Washington a mis en garde à plusieurs reprises contre le projet de politiser et de limiter radicalement le pouvoir judiciaire et a appelé à un dialogue sur une réforme plus largement acceptée, dans un contexte de protestations importantes qui durent depuis des mois et d’avertissements selon lesquels le projet du gouvernement éroderait les contrôles et les équilibres démocratiques, la croissance économique et la sécurité nationale.
Ces avertissements se sont intensifiés après que Netanyahu a annoncé qu’il limogeait le ministre de la Défense, Yoav Gallant, dans la nuit de dimanche à lundi, après que ce dernier a pris ses distances en demandant une pause sur la législation relative à la réforme, ce qui a déclenché des manifestations nocturnes sans précédent et des grèves nationales le jour suivant, qui ont finalement contraint le Premier ministre à reporter les projets de loi jusqu’au mois de mai.

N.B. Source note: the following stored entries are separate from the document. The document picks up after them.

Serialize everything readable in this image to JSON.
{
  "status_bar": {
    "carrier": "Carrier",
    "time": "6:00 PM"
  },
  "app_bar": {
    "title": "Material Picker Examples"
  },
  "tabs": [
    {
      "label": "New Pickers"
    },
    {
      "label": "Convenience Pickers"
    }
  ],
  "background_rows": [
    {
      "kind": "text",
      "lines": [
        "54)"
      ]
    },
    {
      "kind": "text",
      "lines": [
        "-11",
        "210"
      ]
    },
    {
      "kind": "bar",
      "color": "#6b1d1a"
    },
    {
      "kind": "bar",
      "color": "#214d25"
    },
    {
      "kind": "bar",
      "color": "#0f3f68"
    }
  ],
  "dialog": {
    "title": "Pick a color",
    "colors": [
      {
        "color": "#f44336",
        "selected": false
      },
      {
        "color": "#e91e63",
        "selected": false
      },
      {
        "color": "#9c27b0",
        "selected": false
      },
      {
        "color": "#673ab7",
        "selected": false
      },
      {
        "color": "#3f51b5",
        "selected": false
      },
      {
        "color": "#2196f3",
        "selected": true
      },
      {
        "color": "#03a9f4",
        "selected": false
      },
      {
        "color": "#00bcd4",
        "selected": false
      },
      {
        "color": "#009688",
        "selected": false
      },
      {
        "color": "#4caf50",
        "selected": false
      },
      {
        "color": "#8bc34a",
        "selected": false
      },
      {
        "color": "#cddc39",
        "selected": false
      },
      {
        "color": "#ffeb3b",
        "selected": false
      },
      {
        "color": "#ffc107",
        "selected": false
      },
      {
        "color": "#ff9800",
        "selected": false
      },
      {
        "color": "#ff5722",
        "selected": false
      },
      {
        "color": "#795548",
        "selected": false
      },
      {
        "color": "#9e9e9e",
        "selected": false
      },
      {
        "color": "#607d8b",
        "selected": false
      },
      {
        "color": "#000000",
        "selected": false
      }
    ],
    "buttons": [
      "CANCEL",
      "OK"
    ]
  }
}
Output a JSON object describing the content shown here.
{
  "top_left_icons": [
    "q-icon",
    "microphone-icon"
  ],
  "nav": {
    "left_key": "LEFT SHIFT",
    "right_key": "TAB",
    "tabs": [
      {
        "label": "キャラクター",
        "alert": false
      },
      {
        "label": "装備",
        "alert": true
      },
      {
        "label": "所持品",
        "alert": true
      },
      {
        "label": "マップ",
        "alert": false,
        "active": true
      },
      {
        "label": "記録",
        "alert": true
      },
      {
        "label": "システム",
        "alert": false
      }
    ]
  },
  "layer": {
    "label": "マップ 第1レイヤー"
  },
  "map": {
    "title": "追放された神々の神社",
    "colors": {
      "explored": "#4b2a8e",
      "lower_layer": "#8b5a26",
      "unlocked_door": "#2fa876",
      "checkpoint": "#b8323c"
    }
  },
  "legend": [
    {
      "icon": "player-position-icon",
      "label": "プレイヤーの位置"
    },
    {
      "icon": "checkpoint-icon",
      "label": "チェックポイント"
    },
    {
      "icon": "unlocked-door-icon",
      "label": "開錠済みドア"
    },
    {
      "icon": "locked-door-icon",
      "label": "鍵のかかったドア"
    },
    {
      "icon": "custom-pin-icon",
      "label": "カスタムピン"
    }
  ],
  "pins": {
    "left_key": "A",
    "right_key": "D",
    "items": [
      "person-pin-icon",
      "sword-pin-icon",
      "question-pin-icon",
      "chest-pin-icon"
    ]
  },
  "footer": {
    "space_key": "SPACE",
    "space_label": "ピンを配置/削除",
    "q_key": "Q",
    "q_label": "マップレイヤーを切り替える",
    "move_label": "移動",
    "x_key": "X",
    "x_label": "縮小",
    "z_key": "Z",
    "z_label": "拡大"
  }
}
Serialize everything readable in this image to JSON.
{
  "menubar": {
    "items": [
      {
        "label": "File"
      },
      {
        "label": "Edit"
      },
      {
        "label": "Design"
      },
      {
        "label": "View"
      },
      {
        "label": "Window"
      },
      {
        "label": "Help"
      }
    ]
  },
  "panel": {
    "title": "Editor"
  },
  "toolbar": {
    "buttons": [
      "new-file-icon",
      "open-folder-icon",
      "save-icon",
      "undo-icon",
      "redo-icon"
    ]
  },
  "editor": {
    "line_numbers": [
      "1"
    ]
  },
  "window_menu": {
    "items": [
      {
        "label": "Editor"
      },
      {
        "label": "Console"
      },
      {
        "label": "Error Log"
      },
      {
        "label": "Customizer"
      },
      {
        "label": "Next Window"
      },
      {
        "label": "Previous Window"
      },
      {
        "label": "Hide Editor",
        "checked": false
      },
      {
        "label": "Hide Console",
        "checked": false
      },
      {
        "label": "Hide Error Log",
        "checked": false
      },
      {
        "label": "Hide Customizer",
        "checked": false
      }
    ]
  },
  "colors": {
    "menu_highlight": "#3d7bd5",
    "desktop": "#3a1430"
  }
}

Le New York Times a rapporté lundi dernier, en citant des hauts fonctionnaires anonymes, que l’administration Biden avait bombardé Netanyahu de messages fréquents selon lesquels il « mettait en péril la réputation d’Israël en tant que véritable démocratie au cœur du Moyen-Orient ».
Le reportage indique que la Maison Blanche a conclu que Netanyahu avait fait une « grave erreur de calcul » en renvoyant Gallant, se mettant ainsi dans une « situation impossible », et qu’il aurait tout intérêt à utiliser la profonde inquiétude des États-Unis pour convaincre ses alliés d’extrême droite d’éviter de renverser le gouvernement puisqu’il n’avait pas d’autre choix que de retarder la refonte.
Inviter Netanyahu à rencontrer Biden alors que des manifestations de masse étaient organisées contre lui aurait été « profondément inconfortable », a déclaré un haut fonctionnaire cité par le New York Times.
Même après la pause de la réforme, Washington se demande combien de temps Netanyahu pourra rester au pouvoir. « Sa réputation en matière de sens politique et de capacité à faire pression pour obtenir des compromis a été ternie », ont déclaré plusieurs responsables, notant que la crise a, pour l’instant, été simplement « reportée à plus tard ».
Officiellement, la Maison Blanche a réagi lundi en saluant l’annonce de Netanyahu « comme une opportunité de créer du temps et de l’espace supplémentaires pour un compromis. Un compromis est précisément ce que nous appelons de nos vœux ».
« Les sociétés démocratiques sont renforcées par des freins et des contrepoids, et les changements fondamentaux d’un système démocratique devraient être poursuivis avec la plus large base possible de soutien populaire », a ajouté la secrétaire de presse de la Maison Blanche, Karine Jean-Pierre.
Plus tôt dans la journée, le porte-parole du Conseil de sécurité nationale de la Maison Blanche, John Kirby, avait déclaré que la législation que la coalition de Netanyahu avait tenté de faire avancer « va à l’encontre de l’idée même d’équilibre des pouvoirs ».
Dans l’interview qu’il a accordée mardi à la radio de l’armée, Nides a dit en plaisantant qu’il avait « passé une bonne nuit de sommeil la nuit dernière » à la suite de la décision de Netanyahu.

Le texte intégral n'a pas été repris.